Databus - query datasets of Wikidata


I started using the Databus. However, I have trouble understanding how to query the data in the Databus.
The data, I want to query through SPARQL endpoint, are located here:

Can you give me example of a query counting all resources in this dataset?

Thank you.

Hi Jan,
the goal of the databus is to produce a replication/deployment infrastructure. At the moment, the self-deployment is implemented already (but not overly documented). There are two ways to set up your own sparql endpoint:

  1. using the query and the databus client:
  2. You can log in and create a collection and use this

I can understand your request, that you first want to understand the data better before loading it.
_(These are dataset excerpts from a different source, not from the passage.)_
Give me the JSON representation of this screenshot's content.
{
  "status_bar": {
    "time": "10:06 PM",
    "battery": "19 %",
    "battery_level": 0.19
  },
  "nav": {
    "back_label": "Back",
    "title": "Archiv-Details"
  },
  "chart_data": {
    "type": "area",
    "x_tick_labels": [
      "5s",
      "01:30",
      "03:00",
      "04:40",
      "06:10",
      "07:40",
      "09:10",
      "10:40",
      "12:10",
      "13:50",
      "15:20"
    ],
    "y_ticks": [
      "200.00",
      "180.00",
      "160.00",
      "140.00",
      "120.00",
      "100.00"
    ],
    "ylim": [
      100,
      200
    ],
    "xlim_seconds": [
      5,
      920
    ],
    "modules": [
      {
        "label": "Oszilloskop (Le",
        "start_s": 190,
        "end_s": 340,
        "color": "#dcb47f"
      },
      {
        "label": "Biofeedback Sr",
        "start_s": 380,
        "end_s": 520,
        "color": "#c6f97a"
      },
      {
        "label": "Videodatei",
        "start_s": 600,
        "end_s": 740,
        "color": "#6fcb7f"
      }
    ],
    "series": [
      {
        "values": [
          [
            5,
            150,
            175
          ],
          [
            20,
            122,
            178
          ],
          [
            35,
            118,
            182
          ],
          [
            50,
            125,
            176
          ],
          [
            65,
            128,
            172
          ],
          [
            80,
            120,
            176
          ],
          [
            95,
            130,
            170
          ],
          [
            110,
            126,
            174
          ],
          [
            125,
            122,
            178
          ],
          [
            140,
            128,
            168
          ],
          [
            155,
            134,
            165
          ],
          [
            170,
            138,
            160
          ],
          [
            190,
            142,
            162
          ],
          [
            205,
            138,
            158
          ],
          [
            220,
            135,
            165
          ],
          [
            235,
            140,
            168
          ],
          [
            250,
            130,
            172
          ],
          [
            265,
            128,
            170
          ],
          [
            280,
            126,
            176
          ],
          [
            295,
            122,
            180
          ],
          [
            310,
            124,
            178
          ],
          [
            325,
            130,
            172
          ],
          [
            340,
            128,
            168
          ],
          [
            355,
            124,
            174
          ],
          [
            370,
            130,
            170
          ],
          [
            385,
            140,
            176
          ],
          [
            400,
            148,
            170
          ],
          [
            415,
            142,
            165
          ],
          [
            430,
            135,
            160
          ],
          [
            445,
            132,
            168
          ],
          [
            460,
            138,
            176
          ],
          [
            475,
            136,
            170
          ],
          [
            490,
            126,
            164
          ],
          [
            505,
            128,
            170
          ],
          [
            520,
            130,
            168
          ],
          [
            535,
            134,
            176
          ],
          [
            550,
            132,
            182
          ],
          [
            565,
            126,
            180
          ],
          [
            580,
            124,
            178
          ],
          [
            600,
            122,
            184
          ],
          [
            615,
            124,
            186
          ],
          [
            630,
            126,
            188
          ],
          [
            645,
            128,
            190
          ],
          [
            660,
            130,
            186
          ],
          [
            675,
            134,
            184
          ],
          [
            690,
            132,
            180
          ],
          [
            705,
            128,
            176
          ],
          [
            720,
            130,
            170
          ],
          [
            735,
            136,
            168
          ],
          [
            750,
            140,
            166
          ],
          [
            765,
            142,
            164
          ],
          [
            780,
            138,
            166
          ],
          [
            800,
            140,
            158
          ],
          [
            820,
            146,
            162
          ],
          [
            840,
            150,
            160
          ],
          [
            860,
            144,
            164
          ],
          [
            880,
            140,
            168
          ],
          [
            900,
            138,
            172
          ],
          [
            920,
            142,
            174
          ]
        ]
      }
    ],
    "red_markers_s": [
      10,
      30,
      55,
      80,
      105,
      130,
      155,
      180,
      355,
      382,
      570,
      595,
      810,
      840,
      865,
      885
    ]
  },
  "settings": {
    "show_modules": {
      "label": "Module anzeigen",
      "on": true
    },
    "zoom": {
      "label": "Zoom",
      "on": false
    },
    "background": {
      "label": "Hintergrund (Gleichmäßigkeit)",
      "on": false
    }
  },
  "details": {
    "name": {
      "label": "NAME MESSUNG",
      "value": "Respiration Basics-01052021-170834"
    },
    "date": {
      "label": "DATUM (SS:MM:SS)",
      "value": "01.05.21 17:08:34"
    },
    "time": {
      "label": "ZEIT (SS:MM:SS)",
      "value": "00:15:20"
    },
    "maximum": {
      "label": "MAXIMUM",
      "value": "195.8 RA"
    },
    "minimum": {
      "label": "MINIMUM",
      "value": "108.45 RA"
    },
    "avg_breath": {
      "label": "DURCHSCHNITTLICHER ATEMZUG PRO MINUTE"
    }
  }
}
At the moment, we have a preview (on the page you can fold open the > to see the first 10 lines). There is also a property called dataid:nonEmptyLines "140614"^^xsd:decimal ; but it is still broken, i.e. the dataset has almost 4GB and therefore probably more than 140k lines.

We are currently implementing a triple store that keeps an analysis of all files on the bus, including VOID ( VOID has void:distinctSubjects which is what you are looking for. This will need 2-4 weeks (maybe more) to be effective.

Otherwise you can do:

curl $downloadURL | lbzip2 -dc | cut -f1 -d '>' | sort -u --parallel=8 | wc -l 

to get a count of all distinct subects.